Nove punti al di sotto della media continentale (che riguarda l’Europa geografica e non solo i paesi dell’Unione), 14 in più dell’Ungheria ultima classificata, ma 34 in meno della Danimarca che svetta al primo posto. E questo limitando l’analisi ai soli 27 membri dell’UE: a livello mondiale sono più di 40 i paesi che fanno meglio di noi. Sì, ma a quale gioco? A quello della corruzione, meglio della corruzione percepita, perché è esattamente quest’ultima quella che viene annualmente misurata nell’ambito del Corruption perception index realizzato da Transparency International e alla cui ultima edizione fanno riferimento i numeri citati.
Ovvero un indicatore realizzato a partire da 13 dataset di 12 differenti organizzazioni che misurano la corruzione e che ha un valore che oscilla da zero a cento. Ed è tanto più alto quanto più bassa è la corruzione percepita. Tutto male, quindi, nel nostro paese? Paradossalmente, no. Un paradosso che si spiega guardando all’evoluzione storica di questo indice relativo all’Italia. Eccola:
Ormai 12 anni fa, quando venne calcolato per la prima volta questo indice, l’Italia ottenne appena 42 punti. In questo decennio il punteggio è salito, consolidandosi negli ultimi anni a 56. E proprio questo consolidamento, sostiene il presidente di Transparency International Italia Michele Calleri, «conferma l’Italia nel gruppo dei paesi europei più impegnati sul fronte della trasparenza e del contrasto alla corruzione. Un risultato che è anche frutto dell’applicazione di alcune misure normative adottate in materia di whistleblowing e di appalti pubblici».

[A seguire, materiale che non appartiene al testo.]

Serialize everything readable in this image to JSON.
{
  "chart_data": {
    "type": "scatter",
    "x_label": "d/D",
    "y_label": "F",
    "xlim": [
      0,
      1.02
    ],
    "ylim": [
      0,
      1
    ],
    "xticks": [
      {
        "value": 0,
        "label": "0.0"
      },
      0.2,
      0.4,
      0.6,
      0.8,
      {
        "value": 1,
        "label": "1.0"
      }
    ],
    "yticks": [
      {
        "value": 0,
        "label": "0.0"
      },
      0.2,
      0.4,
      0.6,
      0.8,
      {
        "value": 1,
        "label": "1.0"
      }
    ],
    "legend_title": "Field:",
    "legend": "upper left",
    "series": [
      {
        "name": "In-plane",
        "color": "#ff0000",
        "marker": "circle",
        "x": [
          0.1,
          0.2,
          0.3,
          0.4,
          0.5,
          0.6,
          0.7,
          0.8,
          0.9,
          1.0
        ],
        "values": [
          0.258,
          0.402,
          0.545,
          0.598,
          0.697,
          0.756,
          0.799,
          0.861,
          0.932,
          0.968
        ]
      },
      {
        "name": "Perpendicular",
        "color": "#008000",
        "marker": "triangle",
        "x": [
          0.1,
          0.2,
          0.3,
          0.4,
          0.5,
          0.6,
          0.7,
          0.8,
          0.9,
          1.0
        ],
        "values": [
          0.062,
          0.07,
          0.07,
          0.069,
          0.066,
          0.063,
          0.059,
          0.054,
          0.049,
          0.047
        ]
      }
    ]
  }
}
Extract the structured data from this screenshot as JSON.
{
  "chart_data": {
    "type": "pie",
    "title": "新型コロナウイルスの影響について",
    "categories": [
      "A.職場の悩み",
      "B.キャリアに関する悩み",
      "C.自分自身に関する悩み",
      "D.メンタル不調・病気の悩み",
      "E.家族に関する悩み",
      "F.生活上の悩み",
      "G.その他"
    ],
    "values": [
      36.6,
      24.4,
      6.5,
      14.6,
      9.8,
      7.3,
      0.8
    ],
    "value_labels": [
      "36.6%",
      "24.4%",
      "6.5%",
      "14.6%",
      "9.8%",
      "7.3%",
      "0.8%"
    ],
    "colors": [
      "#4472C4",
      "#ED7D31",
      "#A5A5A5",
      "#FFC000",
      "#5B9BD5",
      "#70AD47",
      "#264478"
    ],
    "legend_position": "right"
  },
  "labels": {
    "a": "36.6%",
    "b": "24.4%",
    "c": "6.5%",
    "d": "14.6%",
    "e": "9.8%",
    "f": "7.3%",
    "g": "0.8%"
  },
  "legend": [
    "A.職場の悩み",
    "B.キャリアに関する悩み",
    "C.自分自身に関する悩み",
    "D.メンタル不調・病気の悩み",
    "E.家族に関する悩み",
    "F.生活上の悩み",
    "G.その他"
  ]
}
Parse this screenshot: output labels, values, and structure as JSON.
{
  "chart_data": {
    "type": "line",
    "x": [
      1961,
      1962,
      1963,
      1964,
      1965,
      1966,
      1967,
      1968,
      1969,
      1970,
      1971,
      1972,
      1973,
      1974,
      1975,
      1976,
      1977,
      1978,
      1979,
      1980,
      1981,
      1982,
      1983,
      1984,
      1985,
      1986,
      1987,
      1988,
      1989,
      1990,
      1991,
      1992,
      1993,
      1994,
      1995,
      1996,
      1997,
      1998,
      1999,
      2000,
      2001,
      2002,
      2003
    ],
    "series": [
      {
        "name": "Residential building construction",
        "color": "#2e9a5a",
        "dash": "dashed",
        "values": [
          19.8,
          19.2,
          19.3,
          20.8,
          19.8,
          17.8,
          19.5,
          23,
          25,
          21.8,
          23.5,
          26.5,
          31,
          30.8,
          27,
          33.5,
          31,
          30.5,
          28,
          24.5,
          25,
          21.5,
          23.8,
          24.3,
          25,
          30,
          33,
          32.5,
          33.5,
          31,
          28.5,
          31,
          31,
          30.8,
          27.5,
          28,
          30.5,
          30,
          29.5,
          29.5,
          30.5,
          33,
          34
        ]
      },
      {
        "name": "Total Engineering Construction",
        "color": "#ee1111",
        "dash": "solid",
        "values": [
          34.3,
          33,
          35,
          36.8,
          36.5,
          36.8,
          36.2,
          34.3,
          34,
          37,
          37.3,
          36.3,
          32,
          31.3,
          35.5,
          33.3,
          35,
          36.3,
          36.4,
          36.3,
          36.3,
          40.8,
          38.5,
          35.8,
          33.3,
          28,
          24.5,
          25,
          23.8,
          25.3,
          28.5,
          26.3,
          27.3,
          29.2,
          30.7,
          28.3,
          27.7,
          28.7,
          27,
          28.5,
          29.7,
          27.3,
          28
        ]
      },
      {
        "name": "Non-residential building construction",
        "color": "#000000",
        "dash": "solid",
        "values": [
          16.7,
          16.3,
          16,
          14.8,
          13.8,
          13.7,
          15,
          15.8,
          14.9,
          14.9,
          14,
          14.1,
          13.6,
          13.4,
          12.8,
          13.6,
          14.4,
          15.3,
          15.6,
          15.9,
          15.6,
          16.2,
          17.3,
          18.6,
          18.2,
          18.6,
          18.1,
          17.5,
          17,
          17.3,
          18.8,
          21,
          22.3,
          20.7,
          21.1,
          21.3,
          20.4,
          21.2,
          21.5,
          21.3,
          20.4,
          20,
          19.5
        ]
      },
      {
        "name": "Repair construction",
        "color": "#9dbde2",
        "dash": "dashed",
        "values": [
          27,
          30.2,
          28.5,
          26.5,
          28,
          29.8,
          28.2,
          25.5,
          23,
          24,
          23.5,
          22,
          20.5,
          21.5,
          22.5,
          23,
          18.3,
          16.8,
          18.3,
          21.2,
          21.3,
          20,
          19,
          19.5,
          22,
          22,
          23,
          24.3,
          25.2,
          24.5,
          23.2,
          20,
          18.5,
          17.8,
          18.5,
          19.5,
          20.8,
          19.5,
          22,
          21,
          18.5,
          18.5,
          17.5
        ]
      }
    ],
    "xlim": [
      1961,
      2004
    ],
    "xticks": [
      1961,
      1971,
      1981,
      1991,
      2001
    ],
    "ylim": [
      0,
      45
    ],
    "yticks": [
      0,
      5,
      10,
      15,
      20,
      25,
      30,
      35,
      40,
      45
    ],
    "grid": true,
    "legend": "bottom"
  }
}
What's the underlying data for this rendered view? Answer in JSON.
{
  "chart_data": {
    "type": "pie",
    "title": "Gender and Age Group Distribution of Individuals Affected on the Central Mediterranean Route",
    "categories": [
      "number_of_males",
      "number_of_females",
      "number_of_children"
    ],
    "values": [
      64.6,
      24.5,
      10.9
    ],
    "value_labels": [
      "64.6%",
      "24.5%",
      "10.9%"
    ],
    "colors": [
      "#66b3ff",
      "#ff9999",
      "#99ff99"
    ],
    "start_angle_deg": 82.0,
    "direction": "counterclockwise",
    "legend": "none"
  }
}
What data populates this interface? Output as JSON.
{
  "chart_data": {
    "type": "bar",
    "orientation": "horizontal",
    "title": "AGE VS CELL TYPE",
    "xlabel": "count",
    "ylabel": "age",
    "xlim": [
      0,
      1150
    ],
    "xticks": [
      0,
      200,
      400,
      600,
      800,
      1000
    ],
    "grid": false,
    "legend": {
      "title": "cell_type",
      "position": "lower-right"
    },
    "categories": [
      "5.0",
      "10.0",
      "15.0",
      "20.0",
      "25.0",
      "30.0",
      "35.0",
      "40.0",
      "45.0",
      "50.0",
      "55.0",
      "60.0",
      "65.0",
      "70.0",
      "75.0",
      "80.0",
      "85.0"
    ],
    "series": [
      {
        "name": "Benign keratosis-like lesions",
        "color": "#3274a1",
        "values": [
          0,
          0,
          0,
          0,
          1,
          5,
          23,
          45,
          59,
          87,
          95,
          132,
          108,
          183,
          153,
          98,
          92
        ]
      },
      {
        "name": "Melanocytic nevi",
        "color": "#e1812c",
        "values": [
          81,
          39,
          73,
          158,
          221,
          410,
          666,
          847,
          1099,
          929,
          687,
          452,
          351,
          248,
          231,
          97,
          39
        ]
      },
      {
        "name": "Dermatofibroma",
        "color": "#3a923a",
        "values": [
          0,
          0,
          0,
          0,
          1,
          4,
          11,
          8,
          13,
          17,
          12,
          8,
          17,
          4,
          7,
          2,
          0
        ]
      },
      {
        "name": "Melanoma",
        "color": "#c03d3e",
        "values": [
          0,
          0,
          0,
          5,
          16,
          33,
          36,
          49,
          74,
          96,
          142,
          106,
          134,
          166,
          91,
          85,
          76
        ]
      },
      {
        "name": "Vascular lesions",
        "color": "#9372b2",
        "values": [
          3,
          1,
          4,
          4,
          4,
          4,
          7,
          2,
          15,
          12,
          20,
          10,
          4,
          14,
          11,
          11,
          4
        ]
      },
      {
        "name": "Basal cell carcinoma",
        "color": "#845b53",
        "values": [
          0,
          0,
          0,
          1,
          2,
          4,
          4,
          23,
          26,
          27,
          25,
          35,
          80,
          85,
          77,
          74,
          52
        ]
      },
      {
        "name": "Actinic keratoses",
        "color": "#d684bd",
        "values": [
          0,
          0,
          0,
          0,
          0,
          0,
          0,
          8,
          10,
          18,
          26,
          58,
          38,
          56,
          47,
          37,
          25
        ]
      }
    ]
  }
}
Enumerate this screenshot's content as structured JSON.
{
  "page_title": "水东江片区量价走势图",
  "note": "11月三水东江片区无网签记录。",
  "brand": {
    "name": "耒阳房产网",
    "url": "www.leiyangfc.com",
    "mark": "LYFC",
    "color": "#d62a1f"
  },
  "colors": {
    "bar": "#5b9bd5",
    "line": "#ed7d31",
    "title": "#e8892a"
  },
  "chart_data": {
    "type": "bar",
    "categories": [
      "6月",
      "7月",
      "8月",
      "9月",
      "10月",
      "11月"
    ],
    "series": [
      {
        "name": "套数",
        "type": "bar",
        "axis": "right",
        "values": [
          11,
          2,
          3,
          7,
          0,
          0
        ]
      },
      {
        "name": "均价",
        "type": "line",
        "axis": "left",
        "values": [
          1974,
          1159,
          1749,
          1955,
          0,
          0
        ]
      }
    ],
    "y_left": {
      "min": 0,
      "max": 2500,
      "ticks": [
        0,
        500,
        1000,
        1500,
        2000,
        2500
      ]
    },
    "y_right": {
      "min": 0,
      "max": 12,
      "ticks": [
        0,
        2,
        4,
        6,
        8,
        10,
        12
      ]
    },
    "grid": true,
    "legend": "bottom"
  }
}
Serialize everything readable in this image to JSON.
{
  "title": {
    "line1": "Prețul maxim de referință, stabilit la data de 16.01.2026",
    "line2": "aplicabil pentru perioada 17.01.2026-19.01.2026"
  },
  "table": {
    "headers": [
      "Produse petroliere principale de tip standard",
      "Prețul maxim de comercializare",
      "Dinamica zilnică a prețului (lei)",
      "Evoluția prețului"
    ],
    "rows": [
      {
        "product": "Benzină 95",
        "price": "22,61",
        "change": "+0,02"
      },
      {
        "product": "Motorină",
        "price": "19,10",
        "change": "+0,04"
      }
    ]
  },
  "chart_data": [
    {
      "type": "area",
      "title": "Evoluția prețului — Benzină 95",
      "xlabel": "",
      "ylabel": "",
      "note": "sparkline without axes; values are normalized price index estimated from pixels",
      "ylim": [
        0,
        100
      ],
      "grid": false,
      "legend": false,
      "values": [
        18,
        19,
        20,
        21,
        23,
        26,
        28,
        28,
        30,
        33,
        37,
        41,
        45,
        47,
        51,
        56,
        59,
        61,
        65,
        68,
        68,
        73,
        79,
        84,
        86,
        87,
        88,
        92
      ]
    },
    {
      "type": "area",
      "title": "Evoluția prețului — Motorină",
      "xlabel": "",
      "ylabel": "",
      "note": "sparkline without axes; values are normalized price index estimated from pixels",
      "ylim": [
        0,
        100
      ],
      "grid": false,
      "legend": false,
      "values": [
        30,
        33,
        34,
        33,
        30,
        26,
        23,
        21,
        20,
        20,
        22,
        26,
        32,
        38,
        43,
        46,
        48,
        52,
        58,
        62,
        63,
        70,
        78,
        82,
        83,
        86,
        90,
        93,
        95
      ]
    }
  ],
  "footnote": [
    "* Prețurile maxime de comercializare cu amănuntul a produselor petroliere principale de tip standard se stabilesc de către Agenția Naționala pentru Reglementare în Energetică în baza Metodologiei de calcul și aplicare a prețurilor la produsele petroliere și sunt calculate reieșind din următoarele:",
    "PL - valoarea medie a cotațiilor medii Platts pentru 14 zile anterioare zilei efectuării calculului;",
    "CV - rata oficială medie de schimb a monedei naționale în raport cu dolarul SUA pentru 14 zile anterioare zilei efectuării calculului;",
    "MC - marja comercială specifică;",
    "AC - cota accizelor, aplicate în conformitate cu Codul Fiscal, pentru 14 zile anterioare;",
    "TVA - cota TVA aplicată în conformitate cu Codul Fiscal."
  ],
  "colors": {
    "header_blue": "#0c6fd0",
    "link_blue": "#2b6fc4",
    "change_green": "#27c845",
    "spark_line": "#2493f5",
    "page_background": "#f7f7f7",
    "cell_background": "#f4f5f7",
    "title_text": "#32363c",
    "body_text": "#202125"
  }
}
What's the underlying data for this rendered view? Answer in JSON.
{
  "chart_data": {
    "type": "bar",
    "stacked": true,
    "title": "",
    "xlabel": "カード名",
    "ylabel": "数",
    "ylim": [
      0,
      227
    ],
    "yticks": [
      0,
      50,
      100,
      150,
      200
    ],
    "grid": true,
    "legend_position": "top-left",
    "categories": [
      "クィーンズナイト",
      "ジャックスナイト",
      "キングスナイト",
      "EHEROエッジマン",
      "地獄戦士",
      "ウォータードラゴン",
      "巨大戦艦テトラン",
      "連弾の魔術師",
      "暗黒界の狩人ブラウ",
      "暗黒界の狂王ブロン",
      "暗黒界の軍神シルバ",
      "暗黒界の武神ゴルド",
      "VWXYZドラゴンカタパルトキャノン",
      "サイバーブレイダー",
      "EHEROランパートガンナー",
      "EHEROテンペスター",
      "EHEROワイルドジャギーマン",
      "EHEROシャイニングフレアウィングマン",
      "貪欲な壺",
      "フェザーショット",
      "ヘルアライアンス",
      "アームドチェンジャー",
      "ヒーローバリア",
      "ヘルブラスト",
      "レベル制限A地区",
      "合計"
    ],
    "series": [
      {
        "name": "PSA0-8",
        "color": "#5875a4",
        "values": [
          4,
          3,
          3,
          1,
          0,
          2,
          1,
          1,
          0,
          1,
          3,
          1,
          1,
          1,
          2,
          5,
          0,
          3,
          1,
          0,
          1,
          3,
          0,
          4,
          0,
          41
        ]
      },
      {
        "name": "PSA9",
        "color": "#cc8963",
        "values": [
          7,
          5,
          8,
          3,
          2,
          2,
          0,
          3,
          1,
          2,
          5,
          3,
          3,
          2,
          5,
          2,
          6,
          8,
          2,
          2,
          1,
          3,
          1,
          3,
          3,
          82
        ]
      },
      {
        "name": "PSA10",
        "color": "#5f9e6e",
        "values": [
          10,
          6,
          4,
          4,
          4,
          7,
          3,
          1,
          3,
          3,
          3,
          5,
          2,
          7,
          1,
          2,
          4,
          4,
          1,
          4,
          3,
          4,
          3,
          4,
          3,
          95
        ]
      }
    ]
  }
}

Uno sforzo, ha aggiunto, fondamentale anche in un contesto di guerre e forti tensioni internazionali. Questo perché «la corruzione nuoce all’economia e mortifica l’integrità delle persone, in ogni epoca e in ogni contesto. Occorre che la politica e i governi mantengano in cima alla loro agenda i temi della trasparenza e della lotta alla corruzione». In questo senso, spiega Transaprency International Italia nella nota che ha accompagnato la diffusione dei risultati del Corruption perception index 2023, occorre agire su diversi fronti: «dalle carenze normative che regolano il tema del conflitto di interessi nei rapporti tra pubblico e privato, alla mancanza di una disciplina in materia di lobbying ed alla recente sospensione del registro dei titolari effettivi che limita gli sforzi dell’antiriciclaggio».